There is an attempt at a thematic rather than linear approach in one central chapter, “The Home Front,” where the discussion of family life and women is compromised by being focused, yet again, on Cicero—or rather Cicero’s relationships with his wives and daughter. But the two other thematic chapters—the last in the book—are outstanding. Here she abandons the chronological structure and looks at the rich-poor divide and the experience of people living under the Romans outside Rome. The luxurious lifestyle of the wealthy across the empire was astounding: some owned dozens of sumptuous villas with central heating and lavish murals, swimming pools and shady grottoes, all serviced by armies of slaves. Some rich people paraded their wealth by indulging in ostentatious feasting and pastimes; others subsidised public amenities—libraries, theatres, gladiator shows—in order to ward off the dangers posed by the inevitable envy of the poor.

Beard points out, however, that much of the physical unpleasantness of life in ancient urban centres was suffered by rich and poor alike: traffic jams, uncollected refuse, disease, gangrene-infected water. She has a pitch-perfect ear for class snobbery and the insults poured on the allegedly vulgar newly rich by the educated or aristocratic. She writes movingly about the gravestones of ordinary Romans, artisans and semi-skilled labourers, informing posterity about their expertise and achievements as bakers, butchers, midwives and fabric dyers. She evokes well the squalid cafes and taverns where the poorer urban classes caroused. Yet she makes us face the reality that the majority of the empire’s 50 million inhabitants would have lived on small peasant farms, struggling to extract more than a subsistence livelihood. There were few changes in agricultural technology or fundamental lifestyle from the Iron Age to medieval times. The letters of Pliny the Younger are a rich source of evidence for the relationship between Roman governors and such “ordinary” people of the provinces, in his case in Bithynia and Pontus; Beard leads us from these into a revealing discussion of the problems Roman governors faced in policing the boundaries of empire (including Hadrian’s Wall) and how they largely tolerated local religious practices and cultural diversity, although Christianity became an exception.

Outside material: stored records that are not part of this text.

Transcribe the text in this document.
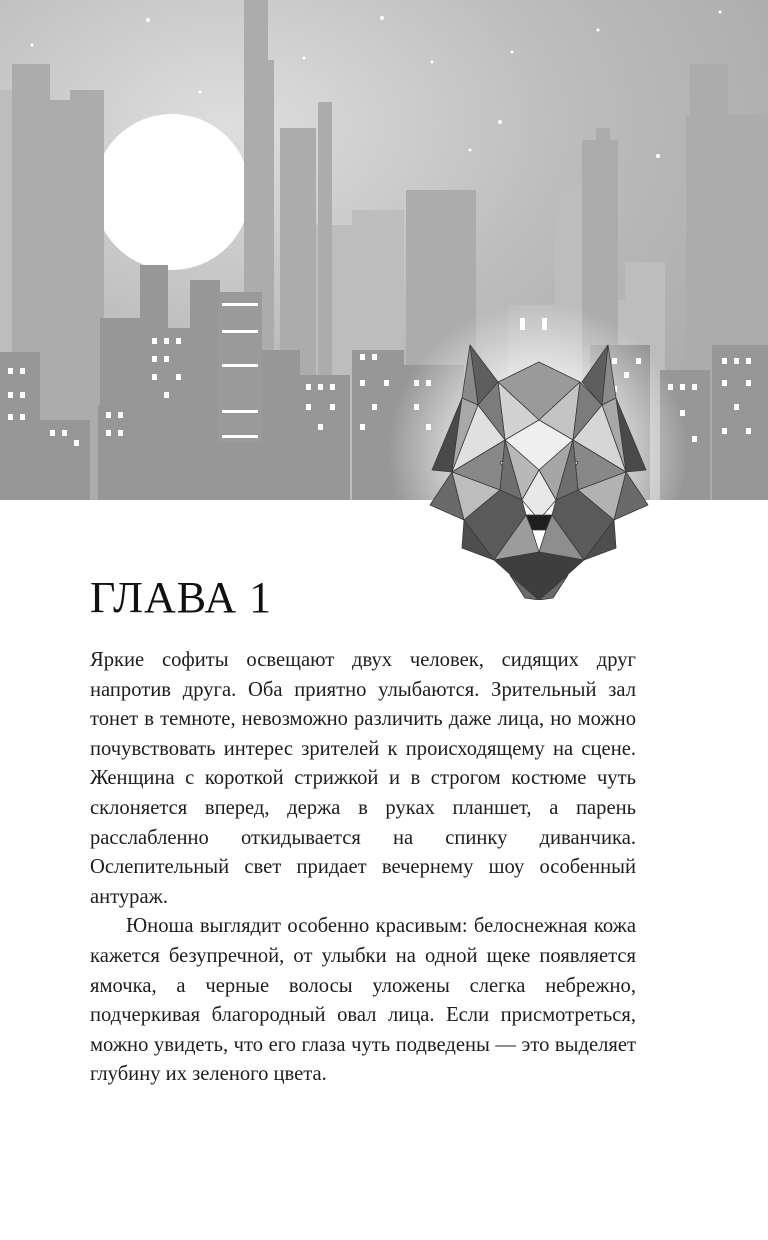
ГЛАВА 1

Яркие софиты освещают двух человек, сидящих друг напротив друга. Оба приятно улыбаются. Зрительный зал тонет в темноте, невозможно различить даже лица, но можно почувствовать интерес зрителей к происходящему на сцене. Женщина с короткой стрижкой и в строгом костюме чуть склоняется вперед, держа в руках планшет, а парень расслабленно откидывается на спинку диванчика. Ослепительный свет придает вечернему шоу особенный антураж.

Юноша выглядит особенно красивым: белоснежная кожа кажется безупречной, от улыбки на одной щеке появляется ямочка, а черные волосы уложены слегка небрежно, подчеркивая благородный овал лица. Если присмотреться, можно увидеть, что его глаза чуть подведены — это выделяет глубину их зеленого цвета.
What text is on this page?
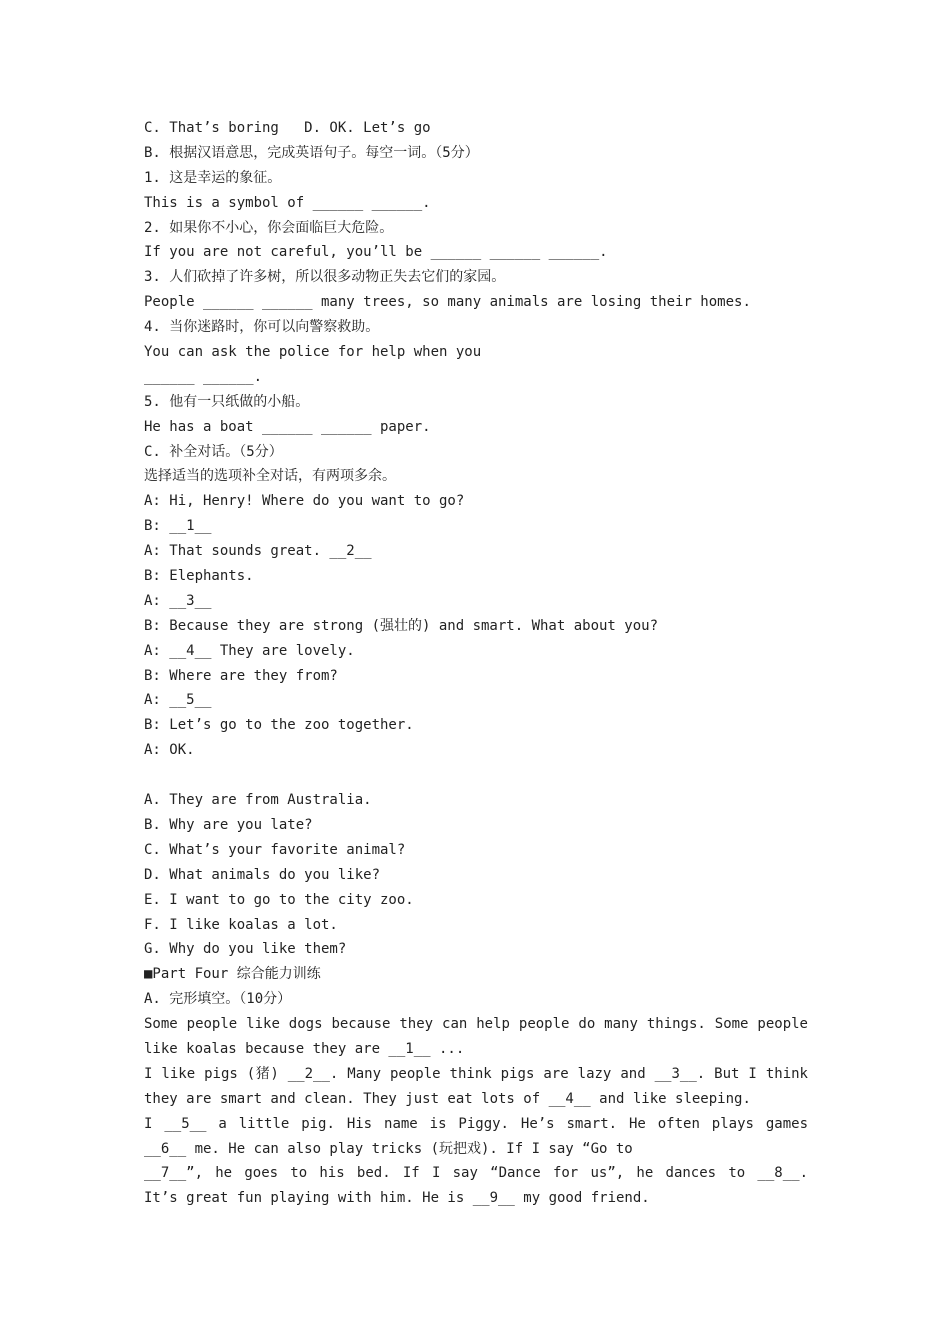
C. That’s boring   D. OK. Let’s go
B. 根据汉语意思，完成英语句子。每空一词。（5分）
1. 这是幸运的象征。
This is a symbol of ______ ______.
2. 如果你不小心，你会面临巨大危险。
If you are not careful, you’ll be ______ ______ ______.
3. 人们砍掉了许多树，所以很多动物正失去它们的家园。
People ______ ______ many trees, so many animals are losing their homes.
4. 当你迷路时，你可以向警察救助。
You can ask the police for help when you
______ ______.
5. 他有一只纸做的小船。
He has a boat ______ ______ paper.
C. 补全对话。（5分）
选择适当的选项补全对话，有两项多余。
A: Hi, Henry! Where do you want to go?
B: __1__
A: That sounds great. __2__
B: Elephants.
A: __3__
B: Because they are strong (强壮的) and smart. What about you?
A: __4__ They are lovely.
B: Where are they from?
A: __5__
B: Let’s go to the zoo together.
A: OK.
A. They are from Australia.
B. Why are you late?
C. What’s your favorite animal?
D. What animals do you like?
E. I want to go to the city zoo.
F. I like koalas a lot.
G. Why do you like them?
■Part Four 综合能力训练
A. 完形填空。（10分）
Some people like dogs because they can help people do many things. Some people
like koalas because they are __1__ ...
I like pigs (猪) __2__. Many people think pigs are lazy and __3__. But I think
they are smart and clean. They just eat lots of __4__ and like sleeping.
I __5__ a little pig. His name is Piggy. He’s smart. He often plays games
__6__ me. He can also play tricks (玩把戏). If I say “Go to
__7__”, he goes to his bed. If I say “Dance for us”, he dances to __8__.
It’s great fun playing with him. He is __9__ my good friend.
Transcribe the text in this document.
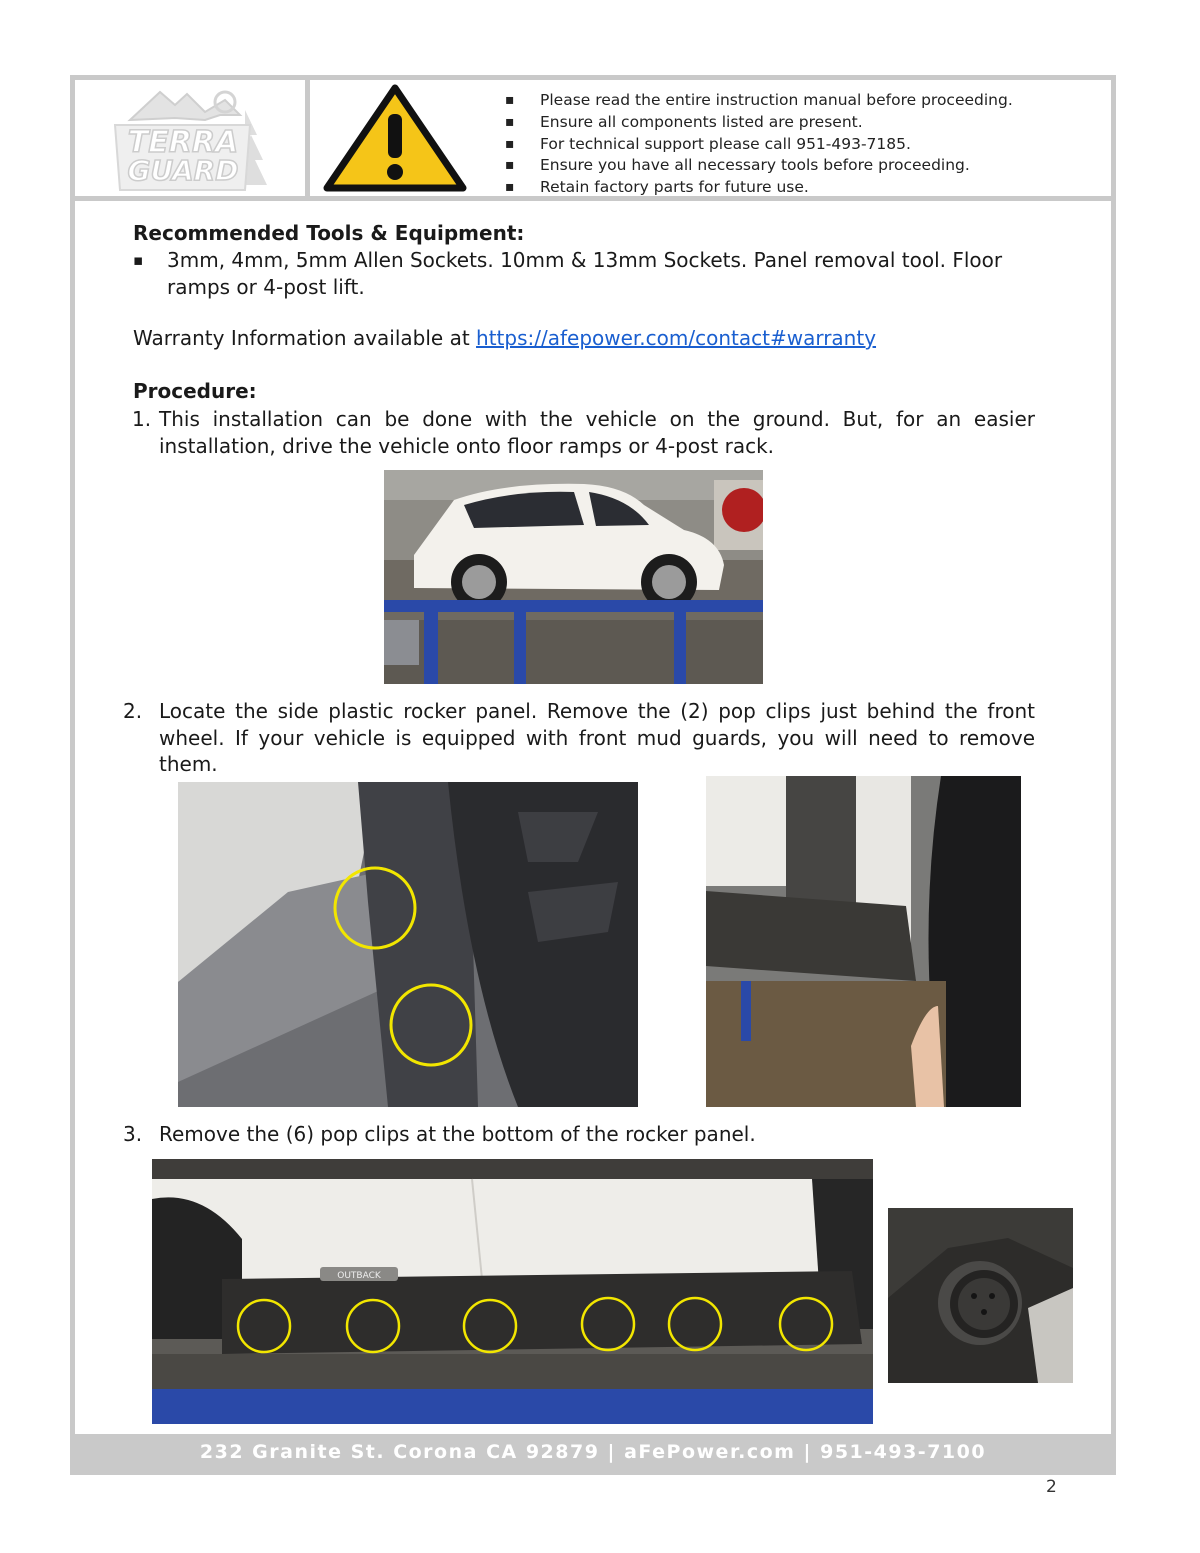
TERRA
GUARD
▪ Please read the entire instruction manual before proceeding.
▪ Ensure all components listed are present.
▪ For technical support please call 951-493-7185.
▪ Ensure you have all necessary tools before proceeding.
▪ Retain factory parts for future use.
Recommended Tools & Equipment:
▪ 3mm, 4mm, 5mm Allen Sockets. 10mm & 13mm Sockets. Panel removal tool. Floor ramps or 4-post lift.
Warranty Information available at https://afepower.com/contact#warranty
Procedure:
1. This installation can be done with the vehicle on the ground. But, for an easier installation, drive the vehicle onto floor ramps or 4-post rack.
2. Locate the side plastic rocker panel. Remove the (2) pop clips just behind the front wheel. If your vehicle is equipped with front mud guards, you will need to remove them.
3. Remove the (6) pop clips at the bottom of the rocker panel.
OUTBACK
232 Granite St. Corona CA 92879 | aFePower.com | 951-493-7100
2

The turbulent showdown between the Illyrian Emperor Diocletian and the martyrdom-hungry Christians in the early fourth century is one of many fascinating episodes in the history of the Romans which Beard excludes from her account by ending it in 212AD. Her logic for ending here is impeccable: this was when the Emperor Caracalla made every free inhabitant of the Roman Empire a Roman citizen, thus causing 30m individuals to “become legally Roman overnight.” Beard stresses the significance of the erasure of the millennium-long boundary between the rulers and the ruled—the completion of what she calls the Romans’ “citizenship project,” from which we can still learn, even though it subsequently failed and had always been fundamentally blemished by slavery.

Besides the history of Rome as it continued in the third and fourth centuries CE, the element I most miss is an attempt to get inside the minds of the remarkable ancient Italians in terms of their philosophy and ethics. Beard writes well on priesthoods and public religion, but is not much interested in philosophy. Despite her fixation on Cicero, who wrote philosophical treatises, she offers less on the complex thought-world and extraordinary psychological strengths—self-control, resilience, acceptance of uncompromising discipline, fearlessness in the face of death, moral fortitude, high ideals and principles—which many members of this tough and soldierly people drew from their Stoic, Neoplatonic and Epicurean convictions. She is good on Virgil’s Aeneid as a political poem, but has little to say about the earliest surviving Roman epic, Lucretius’s inspirational work On the Nature of Things. I finished SPQR hoping that we will one day be treated to a Beard book on the inward contours of the Roman psyche.